La fermeture du site Forest Automobile actée : ce qui se passe en ce moment
Le site de production automobile de Forest, à Bruxelles, est plus que jamais au centre de l'actualité industrielle et sociale en Belgique. Après des mois de négociations tendues, la fermeture définitive du site Volkswagen Forest Automobile est en cours d'exécution ce printemps 2026, avec les dernières phases de démantèlement et de reconversion en marche. Près de 3 000 emplois directs ont été supprimés depuis l'annonce officielle de la cessation de production, et plusieurs milliers d'emplois indirects restent menacés dans l'ensemble de la chaîne de sous-traitance bruxelloise et wallonne.
Fin avril 2026, les syndicats et les autorités régionales bruxelloises ont tenu une nouvelle table ronde pour accélérer le plan de reconversion du site. Plusieurs pistes sont désormais officiellement à l'étude : implantation d'une zone d'activités économiques mixtes, accueil de data centers liés à la transition numérique, ou encore développement d'une plateforme logistique multimodale. La Région de Bruxelles-Capitale a confirmé une enveloppe de 120 millions d'euros destinée à accompagner cette transformation sur cinq ans.
Les chiffres clés de la crise
Le site Forest Automobile représentait historiquement l'un des derniers bastions de l'industrie automobile en Belgique. À son apogée, l'usine employait plus de 8 000 personnes. Au moment de l'arrêt de la production du dernier modèle électrique Audi Q8 e-tron en février 2025, ce chiffre avait déjà été réduit à environ 3 000 salariés. Le coût social total de la fermeture est estimé par les économistes à plus de 2 milliards d'euros pour la région, en prenant en compte l'ensemble des effets indirects.
Pourquoi ce dossier est crucial : contexte et enjeux
La fermeture du site Forest Automobile ne peut être dissociée du contexte plus large de la crise que traverse l'industrie automobile européenne depuis 2023. Soumis à une concurrence frontale des constructeurs chinois, confrontés à la transition accélérée vers l'électrique et pénalisés par une demande intérieure en berne, les grands groupes comme Volkswagen ont engagé des restructurations massives à travers tout le continent.
En Belgique, la pression est particulièrement forte. Le site de Forest était déjà considéré comme vulnérable depuis plusieurs années en raison de son coût de production élevé et de la baisse de la demande pour les SUV électriques haut de gamme. Malgré les promesses initiales de Volkswagen d'intégrer Forest dans sa stratégie électrique, la réalité économique a rattrapé les ambitions industrielles.

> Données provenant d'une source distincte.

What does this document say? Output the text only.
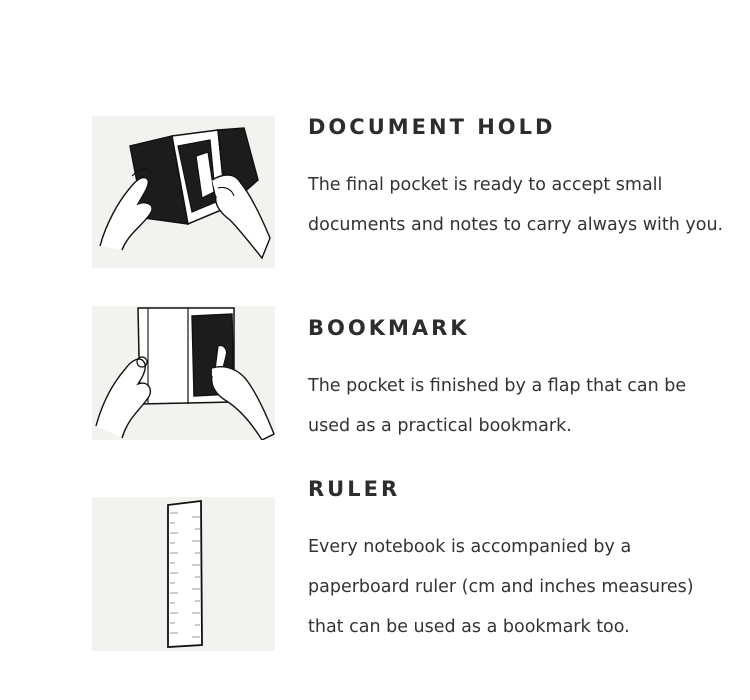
DOCUMENT HOLD

The final pocket is ready to accept small documents and notes to carry always with you.

BOOKMARK

The pocket is finished by a flap that can be used as a practical bookmark.

RULER

Every notebook is accompanied by a paperboard ruler (cm and inches measures) that can be used as a bookmark too.
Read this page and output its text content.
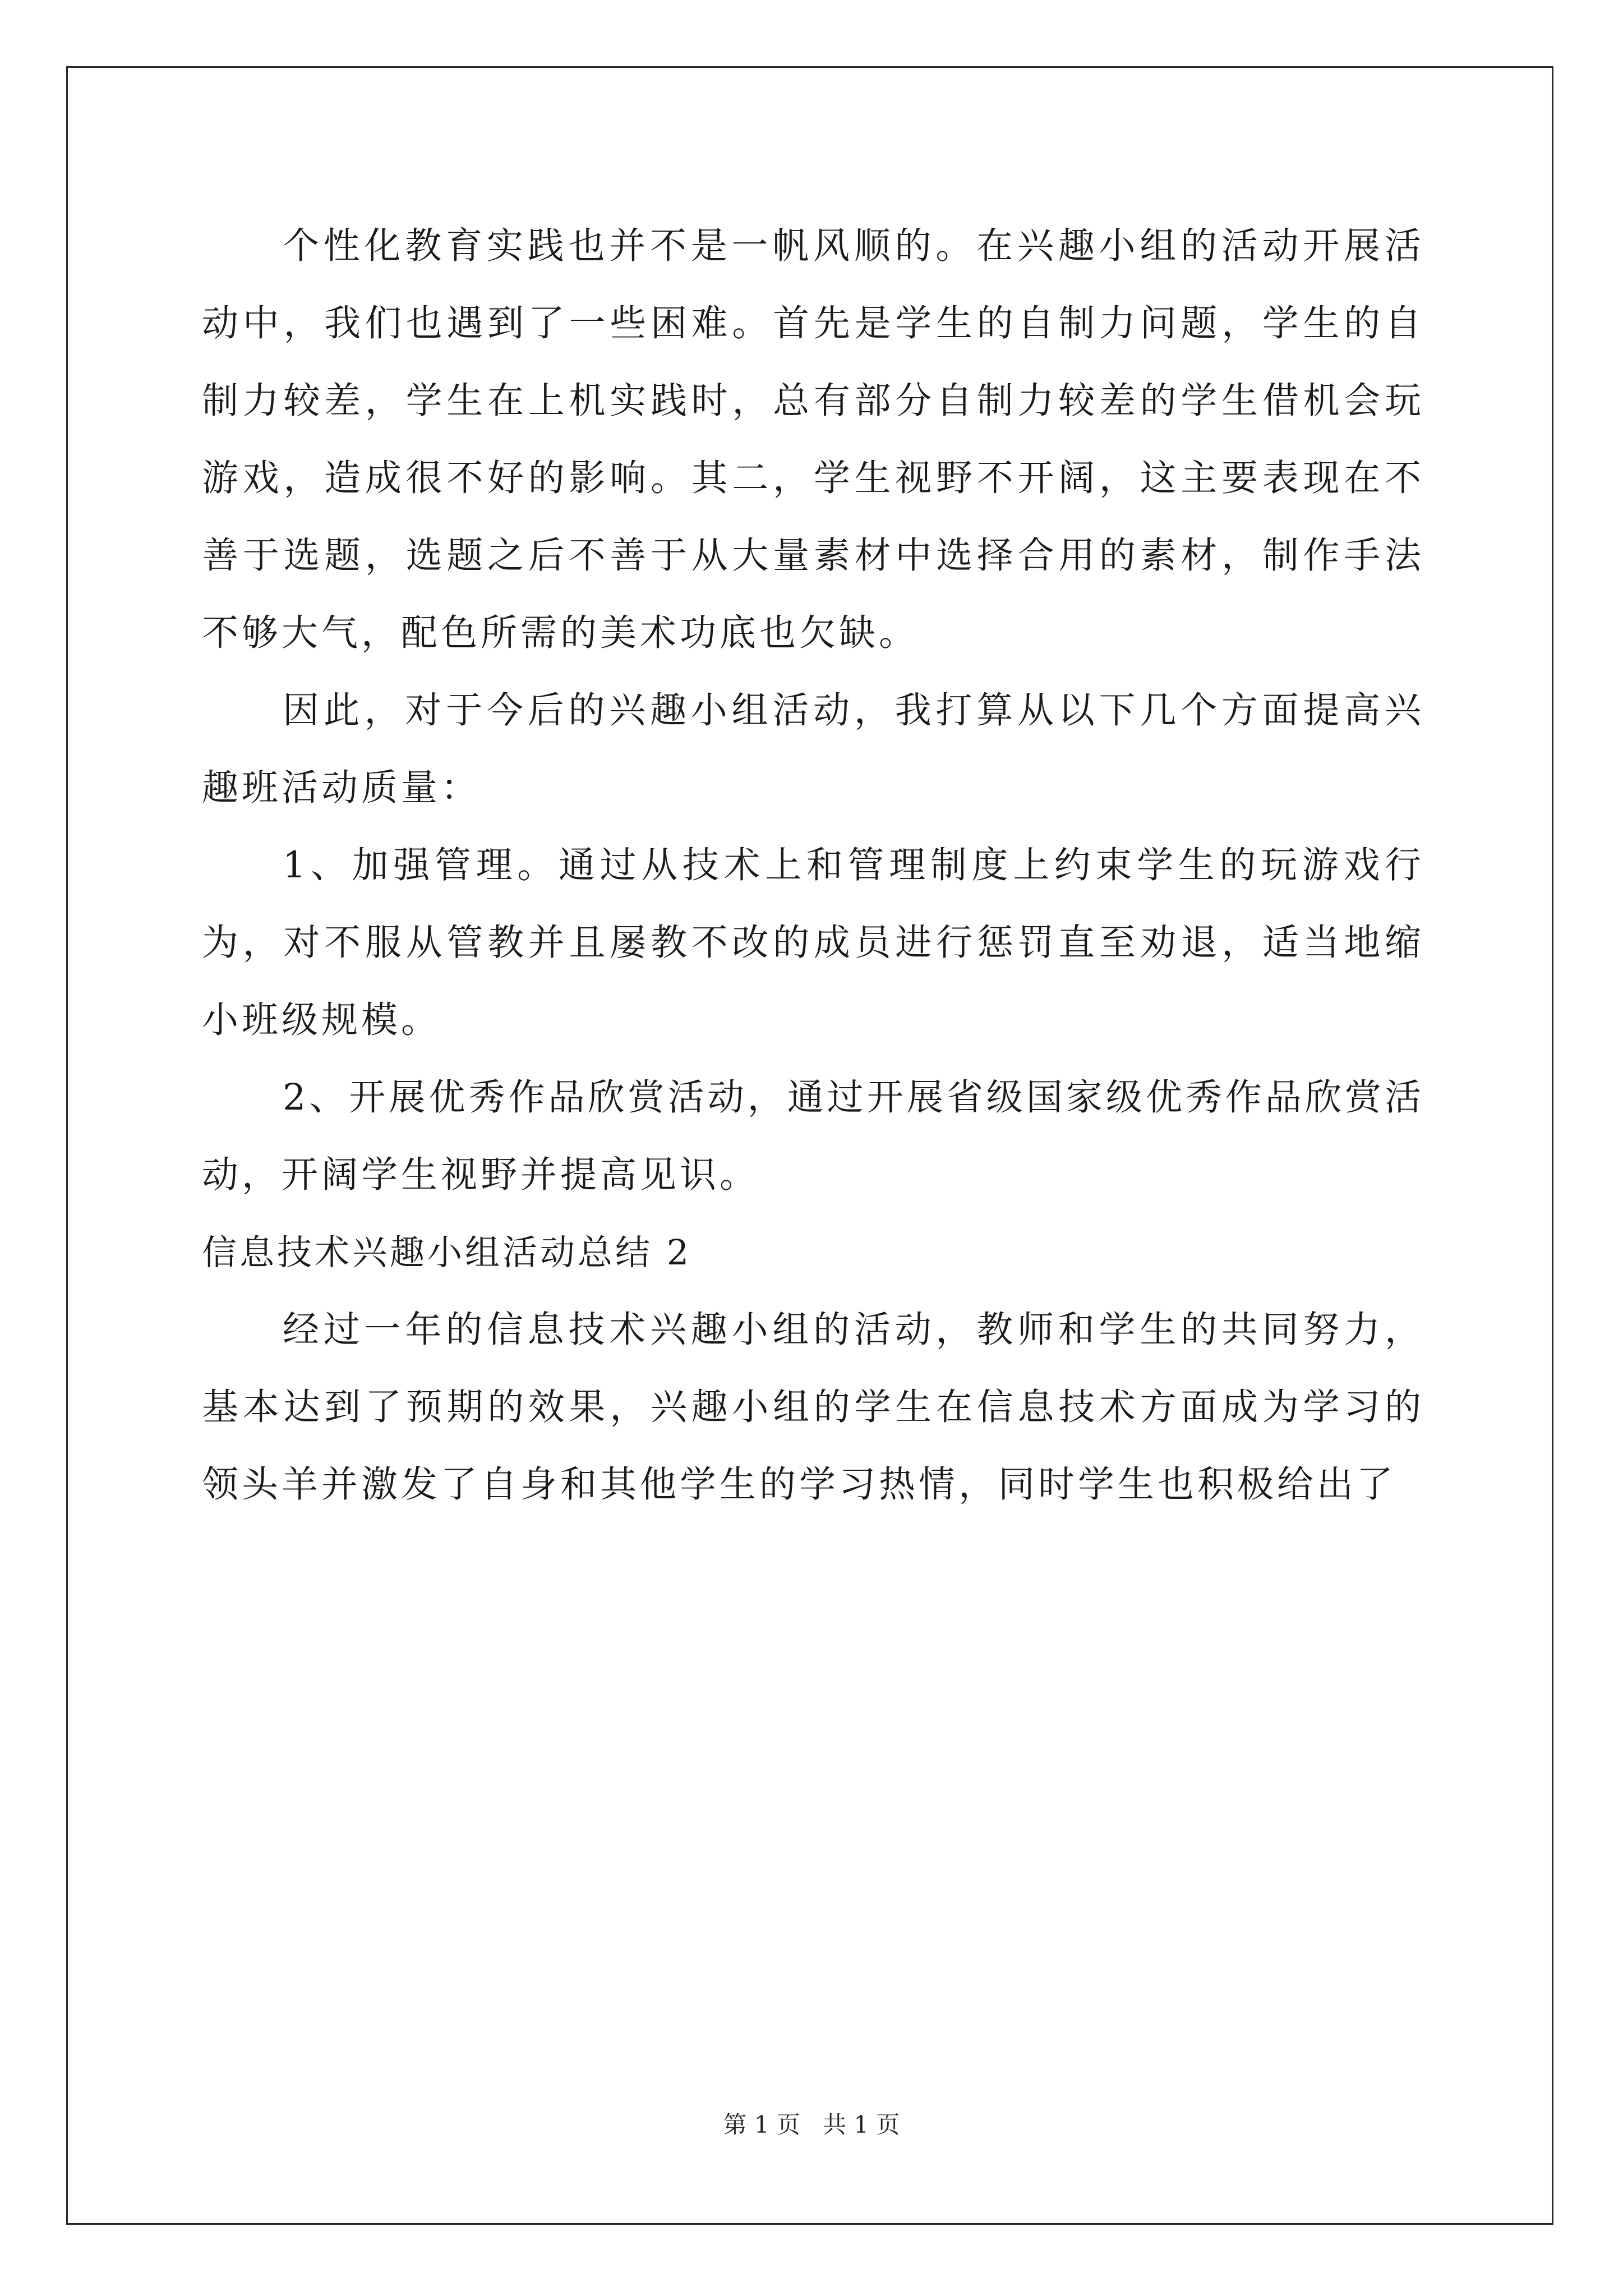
个性化教育实践也并不是一帆风顺的。在兴趣小组的活动开展活动中，我们也遇到了一些困难。首先是学生的自制力问题，学生的自制力较差，学生在上机实践时，总有部分自制力较差的学生借机会玩游戏，造成很不好的影响。其二，学生视野不开阔，这主要表现在不善于选题，选题之后不善于从大量素材中选择合用的素材，制作手法不够大气，配色所需的美术功底也欠缺。

因此，对于今后的兴趣小组活动，我打算从以下几个方面提高兴趣班活动质量：

1、加强管理。通过从技术上和管理制度上约束学生的玩游戏行为，对不服从管教并且屡教不改的成员进行惩罚直至劝退，适当地缩小班级规模。

2、开展优秀作品欣赏活动，通过开展省级国家级优秀作品欣赏活动，开阔学生视野并提高见识。

信息技术兴趣小组活动总结 2

经过一年的信息技术兴趣小组的活动，教师和学生的共同努力，基本达到了预期的效果，兴趣小组的学生在信息技术方面成为学习的领头羊并激发了自身和其他学生的学习热情，同时学生也积极给出了

第 1 页 共 1 页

Un précédent qui interroge l'ensemble de l'Europe industrielle
Le cas de Forest Automobile est devenu un symbole pour les syndicats européens et les pouvoirs publics. La Commission européenne a été plusieurs fois interpellée sur la nécessité d'un cadre réglementaire plus protecteur pour les travailleurs des industries en transition. Le débat sur le tempo de l'interdiction des moteurs thermiques à l'horizon 2035, déjà bousculé par les pressions des États membres, refait surface à chaque nouvelle fermeture d'usine.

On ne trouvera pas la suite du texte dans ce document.